PdF 26-07>74
Dézoomer. Ce que le flux d'IA nous empêche de voir.
▼ Édito
Tout le monde compte les trois heures que l’IA lui fait gagner par semaine. Ouf ouf ouf.
Cette édition fait l’inverse : elle recule d’un pas pour regarder ce que le flux nous empêche de faire, voir ou imaginer.
Notre invité du mois, par exemple, vend de l’IA à longueur de journée, et vous dira pourtant, sans faiblir, d’arrêter d’écouter les marchands de superintelligence (mais vous n’aviez peut-être même prêté l’oreille à ces scribouillards). Un peu plus loin, en 2049, un jeune homme pense en illimité. Il découvre qu’à force de tout faire produire par l’IA, il ne sait plus rien piloter.
Un même fil : reculer pour voir plus net (pas que pour les presbytes du coup) et remettre l’humain au milieu. D’ailleurs, c’est aussi ce qu’on a tenté au Lead Innovation Day, dont on vous ouvre enfin les meilleurs moments.

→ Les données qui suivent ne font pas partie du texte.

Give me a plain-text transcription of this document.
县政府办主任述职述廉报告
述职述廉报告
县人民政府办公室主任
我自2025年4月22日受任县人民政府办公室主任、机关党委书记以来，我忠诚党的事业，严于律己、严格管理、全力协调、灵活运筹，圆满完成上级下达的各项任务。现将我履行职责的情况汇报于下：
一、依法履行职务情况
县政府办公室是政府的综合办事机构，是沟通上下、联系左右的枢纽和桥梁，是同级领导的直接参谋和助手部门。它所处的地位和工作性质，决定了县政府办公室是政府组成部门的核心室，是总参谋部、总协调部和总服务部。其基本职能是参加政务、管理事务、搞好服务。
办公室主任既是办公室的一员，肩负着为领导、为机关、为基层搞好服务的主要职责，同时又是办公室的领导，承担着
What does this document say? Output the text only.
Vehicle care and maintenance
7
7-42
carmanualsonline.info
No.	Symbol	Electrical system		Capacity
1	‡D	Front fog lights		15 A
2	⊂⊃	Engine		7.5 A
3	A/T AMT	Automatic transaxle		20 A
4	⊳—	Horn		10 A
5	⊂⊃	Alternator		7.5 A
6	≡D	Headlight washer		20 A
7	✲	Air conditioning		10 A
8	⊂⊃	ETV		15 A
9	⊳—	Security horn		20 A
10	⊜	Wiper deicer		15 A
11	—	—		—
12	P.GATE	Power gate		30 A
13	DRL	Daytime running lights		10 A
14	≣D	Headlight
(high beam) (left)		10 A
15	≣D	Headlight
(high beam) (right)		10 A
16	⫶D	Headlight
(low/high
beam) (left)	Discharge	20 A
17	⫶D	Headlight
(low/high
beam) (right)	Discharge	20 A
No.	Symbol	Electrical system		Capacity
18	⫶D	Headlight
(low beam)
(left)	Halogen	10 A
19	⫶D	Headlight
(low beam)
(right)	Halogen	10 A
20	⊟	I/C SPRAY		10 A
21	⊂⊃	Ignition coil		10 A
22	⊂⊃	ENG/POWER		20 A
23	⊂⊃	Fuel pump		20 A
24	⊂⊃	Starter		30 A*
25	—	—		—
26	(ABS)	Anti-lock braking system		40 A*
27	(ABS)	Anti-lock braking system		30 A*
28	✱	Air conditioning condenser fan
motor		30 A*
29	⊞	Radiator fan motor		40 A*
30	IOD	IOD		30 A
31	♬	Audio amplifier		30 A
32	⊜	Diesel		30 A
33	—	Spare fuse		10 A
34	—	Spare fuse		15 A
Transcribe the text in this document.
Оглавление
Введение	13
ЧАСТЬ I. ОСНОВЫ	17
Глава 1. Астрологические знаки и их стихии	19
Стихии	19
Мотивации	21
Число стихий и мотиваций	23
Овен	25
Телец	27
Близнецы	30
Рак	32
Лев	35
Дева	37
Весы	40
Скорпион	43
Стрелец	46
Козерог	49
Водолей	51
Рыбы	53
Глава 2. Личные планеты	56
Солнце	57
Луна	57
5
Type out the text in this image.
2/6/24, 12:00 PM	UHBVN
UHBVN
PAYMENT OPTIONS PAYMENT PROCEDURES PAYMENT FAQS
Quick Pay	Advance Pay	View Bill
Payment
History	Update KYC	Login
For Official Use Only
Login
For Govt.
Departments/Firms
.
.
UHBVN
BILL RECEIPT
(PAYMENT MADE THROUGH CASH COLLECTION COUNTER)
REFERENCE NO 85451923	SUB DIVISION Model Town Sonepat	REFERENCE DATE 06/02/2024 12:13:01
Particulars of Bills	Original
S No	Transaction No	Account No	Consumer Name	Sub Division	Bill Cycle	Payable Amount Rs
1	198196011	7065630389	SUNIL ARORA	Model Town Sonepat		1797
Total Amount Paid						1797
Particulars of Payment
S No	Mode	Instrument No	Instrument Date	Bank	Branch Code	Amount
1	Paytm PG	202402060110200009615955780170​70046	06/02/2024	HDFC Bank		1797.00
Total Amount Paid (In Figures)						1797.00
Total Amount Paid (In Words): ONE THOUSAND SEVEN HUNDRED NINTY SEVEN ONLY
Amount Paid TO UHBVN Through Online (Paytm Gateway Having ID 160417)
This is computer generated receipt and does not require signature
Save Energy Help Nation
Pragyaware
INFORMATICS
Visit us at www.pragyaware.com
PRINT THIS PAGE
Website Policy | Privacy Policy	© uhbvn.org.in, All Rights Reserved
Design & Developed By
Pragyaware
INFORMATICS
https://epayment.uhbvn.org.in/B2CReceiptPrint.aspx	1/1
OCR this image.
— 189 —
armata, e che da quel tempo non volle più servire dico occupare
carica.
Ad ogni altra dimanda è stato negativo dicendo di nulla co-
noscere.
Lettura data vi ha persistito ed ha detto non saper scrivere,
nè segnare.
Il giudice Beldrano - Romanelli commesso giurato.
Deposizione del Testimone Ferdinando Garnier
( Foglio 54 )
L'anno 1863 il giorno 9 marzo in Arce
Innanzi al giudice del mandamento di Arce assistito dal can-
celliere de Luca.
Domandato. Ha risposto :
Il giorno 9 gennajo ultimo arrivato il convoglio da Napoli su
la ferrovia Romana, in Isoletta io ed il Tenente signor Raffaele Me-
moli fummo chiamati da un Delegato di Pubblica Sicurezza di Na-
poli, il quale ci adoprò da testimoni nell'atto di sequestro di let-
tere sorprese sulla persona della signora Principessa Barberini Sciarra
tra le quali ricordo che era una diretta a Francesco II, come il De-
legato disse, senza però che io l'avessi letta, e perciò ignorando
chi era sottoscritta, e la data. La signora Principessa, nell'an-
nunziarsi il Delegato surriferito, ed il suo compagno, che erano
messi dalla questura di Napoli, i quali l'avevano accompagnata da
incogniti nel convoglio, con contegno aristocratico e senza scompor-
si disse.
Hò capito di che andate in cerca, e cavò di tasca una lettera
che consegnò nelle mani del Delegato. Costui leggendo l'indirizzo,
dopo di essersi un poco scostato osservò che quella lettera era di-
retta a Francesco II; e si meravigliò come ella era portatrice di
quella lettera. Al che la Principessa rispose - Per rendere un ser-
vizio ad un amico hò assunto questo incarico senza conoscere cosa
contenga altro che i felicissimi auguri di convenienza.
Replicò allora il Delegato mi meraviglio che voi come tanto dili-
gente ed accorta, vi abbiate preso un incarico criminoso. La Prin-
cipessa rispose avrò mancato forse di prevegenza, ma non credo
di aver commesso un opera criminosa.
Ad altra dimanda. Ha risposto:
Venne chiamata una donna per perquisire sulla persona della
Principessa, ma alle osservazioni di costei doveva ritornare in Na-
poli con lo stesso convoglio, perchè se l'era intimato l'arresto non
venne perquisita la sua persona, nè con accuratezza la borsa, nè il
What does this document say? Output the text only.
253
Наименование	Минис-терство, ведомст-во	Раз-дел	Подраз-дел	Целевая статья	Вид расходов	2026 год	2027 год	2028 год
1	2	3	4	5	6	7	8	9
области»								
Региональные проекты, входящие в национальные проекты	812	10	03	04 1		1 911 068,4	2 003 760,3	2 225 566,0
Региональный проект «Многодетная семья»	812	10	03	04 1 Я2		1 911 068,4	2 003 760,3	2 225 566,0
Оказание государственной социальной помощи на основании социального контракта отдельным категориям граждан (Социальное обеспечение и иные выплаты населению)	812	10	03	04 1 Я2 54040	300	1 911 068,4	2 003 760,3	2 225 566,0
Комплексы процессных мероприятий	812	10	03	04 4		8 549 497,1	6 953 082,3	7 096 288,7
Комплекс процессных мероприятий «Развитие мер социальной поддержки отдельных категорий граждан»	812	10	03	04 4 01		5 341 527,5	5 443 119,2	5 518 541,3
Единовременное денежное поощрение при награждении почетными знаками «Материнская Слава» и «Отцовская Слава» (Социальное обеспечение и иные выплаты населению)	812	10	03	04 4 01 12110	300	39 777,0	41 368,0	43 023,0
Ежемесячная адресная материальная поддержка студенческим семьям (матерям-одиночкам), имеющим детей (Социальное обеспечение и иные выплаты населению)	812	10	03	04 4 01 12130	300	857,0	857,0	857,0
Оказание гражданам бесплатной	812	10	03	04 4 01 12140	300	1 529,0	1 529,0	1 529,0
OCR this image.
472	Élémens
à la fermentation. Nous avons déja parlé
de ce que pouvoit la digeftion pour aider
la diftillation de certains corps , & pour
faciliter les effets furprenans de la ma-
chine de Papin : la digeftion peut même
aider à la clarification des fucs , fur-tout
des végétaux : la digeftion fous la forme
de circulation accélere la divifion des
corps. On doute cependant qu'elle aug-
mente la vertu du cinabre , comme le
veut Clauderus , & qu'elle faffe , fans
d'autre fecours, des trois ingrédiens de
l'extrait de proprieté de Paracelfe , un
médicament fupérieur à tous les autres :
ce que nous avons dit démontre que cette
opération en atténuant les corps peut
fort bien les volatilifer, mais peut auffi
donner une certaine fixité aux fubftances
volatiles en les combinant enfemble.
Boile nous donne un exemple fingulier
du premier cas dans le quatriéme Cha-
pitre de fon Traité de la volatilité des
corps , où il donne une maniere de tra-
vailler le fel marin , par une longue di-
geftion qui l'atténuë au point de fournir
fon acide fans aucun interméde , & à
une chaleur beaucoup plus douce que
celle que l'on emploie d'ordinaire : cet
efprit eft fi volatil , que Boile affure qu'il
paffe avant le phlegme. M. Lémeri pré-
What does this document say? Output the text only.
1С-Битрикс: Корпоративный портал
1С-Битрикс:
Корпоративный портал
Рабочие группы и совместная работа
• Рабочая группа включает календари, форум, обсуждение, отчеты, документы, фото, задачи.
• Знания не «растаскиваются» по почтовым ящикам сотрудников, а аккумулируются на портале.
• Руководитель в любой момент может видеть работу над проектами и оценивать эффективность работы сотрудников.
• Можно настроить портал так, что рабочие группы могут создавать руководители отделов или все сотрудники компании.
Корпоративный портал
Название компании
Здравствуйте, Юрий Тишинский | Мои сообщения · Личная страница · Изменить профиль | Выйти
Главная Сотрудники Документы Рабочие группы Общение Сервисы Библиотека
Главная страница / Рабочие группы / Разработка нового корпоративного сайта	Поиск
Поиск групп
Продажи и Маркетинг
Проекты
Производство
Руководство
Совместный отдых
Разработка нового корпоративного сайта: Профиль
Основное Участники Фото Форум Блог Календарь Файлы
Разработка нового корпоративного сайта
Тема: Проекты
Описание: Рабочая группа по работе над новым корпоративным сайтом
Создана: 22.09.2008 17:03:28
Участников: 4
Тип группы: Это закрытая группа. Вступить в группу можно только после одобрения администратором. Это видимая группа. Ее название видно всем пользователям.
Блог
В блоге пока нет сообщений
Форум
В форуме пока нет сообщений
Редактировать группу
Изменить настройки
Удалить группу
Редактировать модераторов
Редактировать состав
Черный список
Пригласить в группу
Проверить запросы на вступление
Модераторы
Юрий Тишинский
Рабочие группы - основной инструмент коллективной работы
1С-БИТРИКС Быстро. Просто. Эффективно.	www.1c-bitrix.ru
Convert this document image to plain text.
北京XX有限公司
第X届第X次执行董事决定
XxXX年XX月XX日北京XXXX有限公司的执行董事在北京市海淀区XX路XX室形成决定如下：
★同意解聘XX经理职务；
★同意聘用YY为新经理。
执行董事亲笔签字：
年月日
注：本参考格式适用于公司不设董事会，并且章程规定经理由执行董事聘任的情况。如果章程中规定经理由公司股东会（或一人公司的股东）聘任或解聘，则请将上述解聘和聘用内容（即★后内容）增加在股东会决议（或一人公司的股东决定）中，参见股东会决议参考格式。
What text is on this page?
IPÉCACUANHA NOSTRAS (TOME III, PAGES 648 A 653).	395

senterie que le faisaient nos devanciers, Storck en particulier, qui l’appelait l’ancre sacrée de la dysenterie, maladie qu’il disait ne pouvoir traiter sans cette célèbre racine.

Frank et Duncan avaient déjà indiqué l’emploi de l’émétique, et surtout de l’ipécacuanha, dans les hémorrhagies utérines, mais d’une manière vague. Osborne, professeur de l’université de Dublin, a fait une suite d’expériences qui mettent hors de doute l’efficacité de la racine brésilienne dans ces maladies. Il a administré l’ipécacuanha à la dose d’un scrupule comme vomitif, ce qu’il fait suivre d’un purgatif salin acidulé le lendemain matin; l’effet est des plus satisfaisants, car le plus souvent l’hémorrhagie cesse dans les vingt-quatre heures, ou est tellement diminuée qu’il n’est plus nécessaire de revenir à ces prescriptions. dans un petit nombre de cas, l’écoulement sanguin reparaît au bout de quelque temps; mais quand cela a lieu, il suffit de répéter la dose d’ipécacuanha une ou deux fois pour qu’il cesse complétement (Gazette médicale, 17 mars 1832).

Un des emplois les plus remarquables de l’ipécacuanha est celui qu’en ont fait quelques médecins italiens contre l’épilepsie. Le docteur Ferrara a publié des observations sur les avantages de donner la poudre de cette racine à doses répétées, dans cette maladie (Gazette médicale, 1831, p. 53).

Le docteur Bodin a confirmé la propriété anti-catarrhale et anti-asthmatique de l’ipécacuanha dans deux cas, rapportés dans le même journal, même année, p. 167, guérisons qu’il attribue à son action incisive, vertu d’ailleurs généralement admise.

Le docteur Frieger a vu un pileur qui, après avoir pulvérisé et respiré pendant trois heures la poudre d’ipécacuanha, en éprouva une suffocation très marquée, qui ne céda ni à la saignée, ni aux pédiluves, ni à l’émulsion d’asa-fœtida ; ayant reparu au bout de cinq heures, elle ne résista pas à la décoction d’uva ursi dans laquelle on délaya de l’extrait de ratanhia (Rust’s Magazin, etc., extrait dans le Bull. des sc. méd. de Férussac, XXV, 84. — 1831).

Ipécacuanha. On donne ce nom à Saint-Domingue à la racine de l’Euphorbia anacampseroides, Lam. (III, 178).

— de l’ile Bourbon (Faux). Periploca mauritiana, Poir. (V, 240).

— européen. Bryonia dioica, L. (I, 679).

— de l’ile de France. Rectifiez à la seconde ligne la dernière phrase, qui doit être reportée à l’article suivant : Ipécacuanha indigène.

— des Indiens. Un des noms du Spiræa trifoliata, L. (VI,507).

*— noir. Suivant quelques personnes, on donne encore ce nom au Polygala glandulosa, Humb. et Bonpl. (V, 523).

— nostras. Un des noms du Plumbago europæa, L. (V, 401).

Tout est sur le site. Dans cette édition :
🎙️ Un vendeur d’IA qui vous dit d’arrêter d’écouter les vendeurs d’IA
🪙 2049 : penser sans limite, jusqu’à ne plus savoir choisir
🌡️ Le climat, enfin visible en direct
🌿 La bonne nouvelle verte qu’on n’attendait plus
Saviez-vous que sur le site, vous pouviez consulter toutes les éditions passées ? Et si vous voulez être certain de recevoir la prochaine, il y a un truc facile à faire et à partager sans modération ⤵️
Dans cette édition, vous allez découvrir :
🎙️ un vendeur,
🪙 2049
🌡️ un climat
et d’autres bricoles 👩🏻🔧
▼ Phrase propulsée
« La carte n’est pas le territoire. »
Alfred Korzybski
Presque le titre du roman de Houellebecq que vous connaissez peut-être et qui reprend pile-poil les idées de Korzybski : ne confondons pas la représentation avec la chose. Cette édition en fait le tour. Une carte du climat, magnifique, qui n’est pas le climat (si tel était le cas, on se bougerait plus). Des mots grandioses (« superintelligence », « AGI ») qui, à bien y regarder, ne recouvrent aucun territoire précis, comme le rappelle sans détour notre invité.
▼ La minute méthodo
Calendrier éditorial très dense avant la pause estivale. On publie la suite de cette série (2 articles yet to come) dans les prochaines éditions (seulement 3 de plus après celle-ci…).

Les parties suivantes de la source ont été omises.